The ideal baby skincare regimen will be enhanced by the use of a mild baby cleanser. Many skin impurities are fat soluble and a mild baby cleanser can be more helpful than water alone in releasing impurities, especially oily and/ or fatty substances.' Surfactants (surface-active agents) work by reducing the surface tension of water by absorbing at the liquid-gas interface. Thus, there is a need not only to change perceptions about bathing, but also to emphasise how important it is to bathe, moisturise and take care of infant skin with the proper products. This will result in effective cleaning and — just as important — deaning without damaging baby skin.

Vegetable oil properties
Figure 1: Oleic acid content of common vegetable oils (typical percentage by weight)

 

Is olive oil appropriate for baby skin?

Olive oil is widely reported as being beneficial in the use of cosmetic skin preparations due to, mainly, its benefits as a food ingredient (antioxidant properties etc). Olive oil is often used as a homemade remedy to massage or moisturise baby skin.

However, evidence suggests that olive oil can be damaging to the skin barrier. The main constituent of olive oil is oleic acid, which comprises 55% to 83% of the oil.' Even small amounts of oleic acid have been found to induce skin barrier breakdown.'

It is suspected that oils containing oleic acid disorganise the lipid layers of the skin by a process called emulsification, which weakens the stratum corneum (the top layer of the skin) and makes it more susceptible to attack. In fact, several studies have shown that oleic acid breaks down the stratum corneum, increasing epidermal permeability. As the skin barrier is being compromised, trans-epidermal water loss (TEWL) values increase, dryness is more prone to occur and allergen penetration can increase as a consequence.'

Variable amounts of oleic acid can also be found in almond oil, sunflower oil and avocado oil. However, mineral oil, which is not a vegetable oil, contains no oleic acid and thus avoids all of the oleic acid-related risks associated with a wide range of vegetable oils. (See Figure 1.) Further research is still needed to determine the right proportion of other components in the oil, compared to oleic acid levels, to fully understand the effect on the skin barrier.

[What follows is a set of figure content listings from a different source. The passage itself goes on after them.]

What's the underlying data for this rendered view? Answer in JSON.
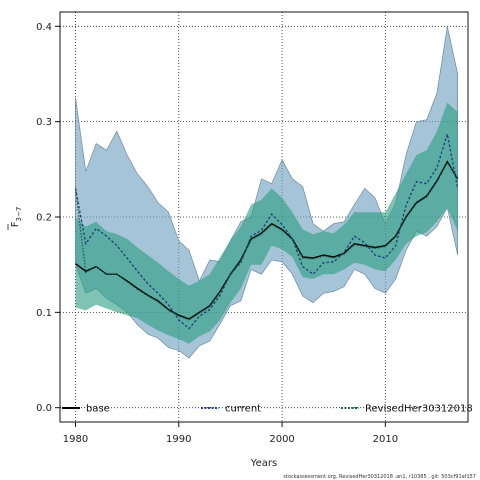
{
  "chart_data": {
    "type": "area",
    "title": "",
    "xlabel": "Years",
    "ylabel_main": "F",
    "ylabel_sub": "3−7",
    "xlim": [
      1978.5,
      2018
    ],
    "ylim": [
      -0.015,
      0.415
    ],
    "x_ticks": [
      1980,
      1990,
      2000,
      2010
    ],
    "y_ticks": [
      0.0,
      0.1,
      0.2,
      0.3,
      0.4
    ],
    "y_tick_labels": [
      "0.0",
      "0.1",
      "0.2",
      "0.3",
      "0.4"
    ],
    "grid": true,
    "legend_position": "bottom",
    "x": [
      1980,
      1981,
      1982,
      1983,
      1984,
      1985,
      1986,
      1987,
      1988,
      1989,
      1990,
      1991,
      1992,
      1993,
      1994,
      1995,
      1996,
      1997,
      1998,
      1999,
      2000,
      2001,
      2002,
      2003,
      2004,
      2005,
      2006,
      2007,
      2008,
      2009,
      2010,
      2011,
      2012,
      2013,
      2014,
      2015,
      2016,
      2017
    ],
    "series": [
      {
        "name": "base",
        "color": "#000000",
        "dash": "solid",
        "values": [
          0.151,
          0.143,
          0.148,
          0.14,
          0.14,
          0.133,
          0.125,
          0.118,
          0.112,
          0.103,
          0.097,
          0.093,
          0.1,
          0.107,
          0.122,
          0.14,
          0.155,
          0.177,
          0.183,
          0.193,
          0.187,
          0.177,
          0.158,
          0.157,
          0.16,
          0.158,
          0.162,
          0.172,
          0.17,
          0.168,
          0.17,
          0.18,
          0.2,
          0.215,
          0.222,
          0.238,
          0.258,
          0.24
        ],
        "lower": [
          0.105,
          0.102,
          0.108,
          0.104,
          0.1,
          0.097,
          0.094,
          0.087,
          0.081,
          0.076,
          0.072,
          0.067,
          0.075,
          0.08,
          0.092,
          0.11,
          0.125,
          0.15,
          0.15,
          0.17,
          0.166,
          0.158,
          0.137,
          0.135,
          0.14,
          0.14,
          0.145,
          0.152,
          0.15,
          0.145,
          0.143,
          0.155,
          0.172,
          0.18,
          0.184,
          0.195,
          0.21,
          0.185
        ],
        "upper": [
          0.2,
          0.19,
          0.195,
          0.185,
          0.182,
          0.177,
          0.168,
          0.16,
          0.152,
          0.143,
          0.135,
          0.128,
          0.133,
          0.14,
          0.158,
          0.175,
          0.19,
          0.213,
          0.218,
          0.23,
          0.22,
          0.205,
          0.187,
          0.182,
          0.185,
          0.183,
          0.192,
          0.205,
          0.205,
          0.205,
          0.205,
          0.225,
          0.245,
          0.265,
          0.27,
          0.29,
          0.32,
          0.31
        ],
        "band_color": "#52b59a"
      },
      {
        "name": "current",
        "color": "#1f3d7a",
        "dash": "dotted",
        "values": [
          0.23,
          0.172,
          0.188,
          0.18,
          0.17,
          0.157,
          0.143,
          0.13,
          0.12,
          0.108,
          0.092,
          0.083,
          0.096,
          0.103,
          0.118,
          0.14,
          0.152,
          0.18,
          0.186,
          0.203,
          0.192,
          0.177,
          0.148,
          0.14,
          0.152,
          0.153,
          0.163,
          0.18,
          0.173,
          0.16,
          0.157,
          0.17,
          0.212,
          0.237,
          0.235,
          0.252,
          0.287,
          0.23
        ],
        "lower": [
          0.15,
          0.12,
          0.125,
          0.115,
          0.108,
          0.1,
          0.087,
          0.077,
          0.073,
          0.063,
          0.06,
          0.052,
          0.065,
          0.07,
          0.088,
          0.107,
          0.112,
          0.145,
          0.14,
          0.155,
          0.153,
          0.14,
          0.117,
          0.11,
          0.12,
          0.122,
          0.127,
          0.145,
          0.14,
          0.125,
          0.12,
          0.135,
          0.165,
          0.185,
          0.18,
          0.19,
          0.21,
          0.16
        ],
        "upper": [
          0.325,
          0.248,
          0.277,
          0.27,
          0.29,
          0.265,
          0.245,
          0.232,
          0.215,
          0.205,
          0.175,
          0.165,
          0.133,
          0.155,
          0.153,
          0.175,
          0.195,
          0.2,
          0.24,
          0.235,
          0.26,
          0.24,
          0.232,
          0.193,
          0.185,
          0.193,
          0.195,
          0.213,
          0.23,
          0.22,
          0.193,
          0.215,
          0.265,
          0.3,
          0.302,
          0.33,
          0.4,
          0.35
        ],
        "band_color": "#6f9fbf"
      },
      {
        "name": "RevisedHer30312018",
        "color": "#1b5e4a",
        "dash": "dotted",
        "values": [
          0.23,
          0.142,
          0.148,
          0.14,
          0.14,
          0.132,
          0.124,
          0.117,
          0.111,
          0.102,
          0.096,
          0.092,
          0.099,
          0.106,
          0.121,
          0.139,
          0.154,
          0.176,
          0.182,
          0.192,
          0.186,
          0.176,
          0.157,
          0.156,
          0.159,
          0.157,
          0.161,
          0.171,
          0.169,
          0.167,
          0.169,
          0.179,
          0.199,
          0.214,
          0.221,
          0.237,
          0.257,
          0.24
        ],
        "lower": [
          0.105,
          0.102,
          0.108,
          0.104,
          0.1,
          0.097,
          0.094,
          0.087,
          0.081,
          0.076,
          0.072,
          0.067,
          0.075,
          0.08,
          0.092,
          0.11,
          0.125,
          0.15,
          0.15,
          0.17,
          0.166,
          0.158,
          0.137,
          0.135,
          0.14,
          0.14,
          0.145,
          0.152,
          0.15,
          0.145,
          0.143,
          0.155,
          0.172,
          0.18,
          0.184,
          0.195,
          0.21,
          0.185
        ],
        "upper": [
          0.2,
          0.19,
          0.195,
          0.185,
          0.182,
          0.177,
          0.168,
          0.16,
          0.152,
          0.143,
          0.135,
          0.128,
          0.133,
          0.14,
          0.158,
          0.175,
          0.19,
          0.213,
          0.218,
          0.23,
          0.22,
          0.205,
          0.187,
          0.182,
          0.185,
          0.183,
          0.192,
          0.205,
          0.205,
          0.205,
          0.205,
          0.225,
          0.245,
          0.265,
          0.27,
          0.29,
          0.32,
          0.31
        ],
        "band_color": "#2a9d7f"
      }
    ],
    "legend": [
      {
        "label": "base",
        "style": "solid",
        "color": "#000000"
      },
      {
        "label": "current",
        "style": "dotted",
        "color": "#1f3d7a"
      },
      {
        "label": "RevisedHer30312018",
        "style": "dotted",
        "color": "#1b5e4a"
      }
    ],
    "footer": "stockassessment.org, RevisedHer30312018 .an1, r10385 , git: 503cf91af157"
  }
}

It is worth noting that olive oil is useful for treating cradle cap. Olive oil should be applied to the scalp and gently massaged to loosen the scales and encourage them to separate. Depending on the severity of the cradle cap, the oil can be left on for between 30 minutes and over night. A medicated or mild shampoo should be used to remove the oil.'


Do preservatives in skincare products have a negative impact on baby skin?

Contrary to some popular thinking, preservative-free skincare products can be unsafe and potentially hazardous to the skin.'" Preservatives are a necessary ingredient in certain products. They ensure the integrity, purity and quality of the product during its use. They also protect against the development of microorganisms, including bacteria, mould and fungi.

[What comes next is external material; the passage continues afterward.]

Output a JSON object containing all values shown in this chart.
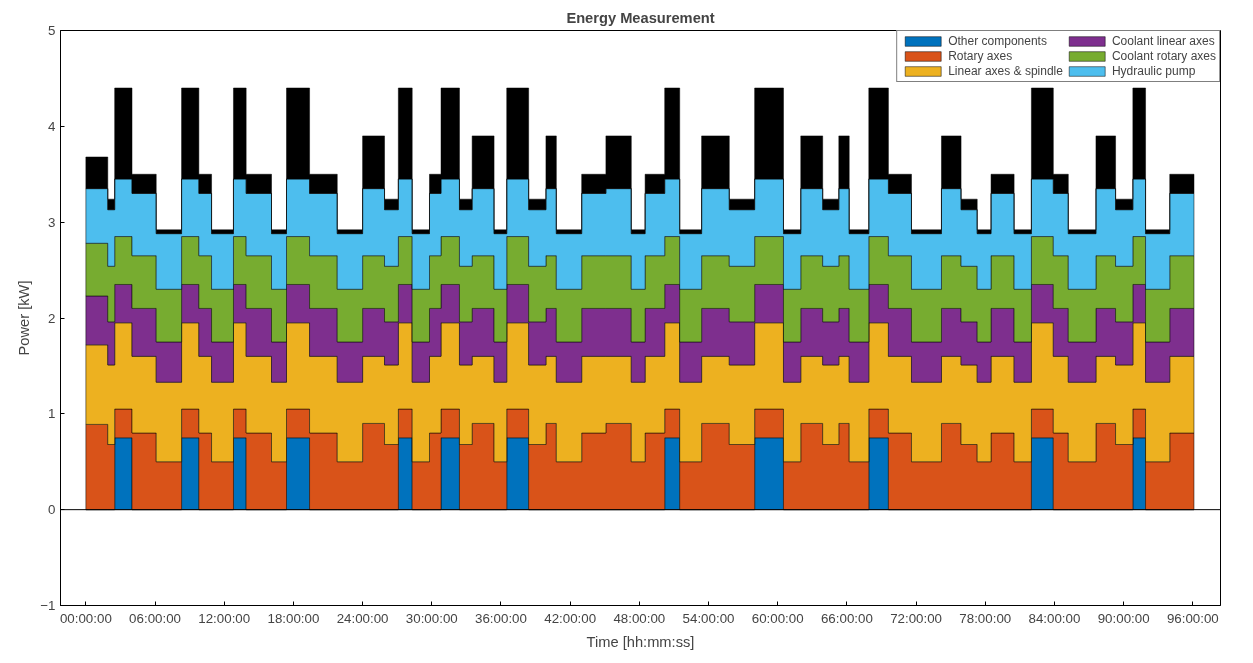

When it comes to the preservation of topical products, creams that contain water must contain preservatives to prevent contamination. Ointments with no or very little water content, or ointments packaged in air-tight containers, however, do not necessarily need to contain preservatives.


So is mineral oil safe to use on baby skin?

In contrast to some vegetable oils, medicinal grade mineral oil is safer for baby skin and is actually used in the management of skin diseases such as atopic dermatitis. It is non-irritating to skin, an effective emollient and is one of the safest cosmetic ingredients known, having been in use for over 100 years. 

Medicinal grade mineral oil is significantly purer and goes through a more comprehensive purifying process than any other grade of mineral oil to ensure its extremely low allergic potential. Clinical studies have shown that medicinal grade mineral oils have the exact same penetration profile as some common vegetable oils without skin barrier disruption.9 It is also more stable in comparison with the majority of plant oils and has exceptional chemical inertness, which makes it less likely to cause skin reactions.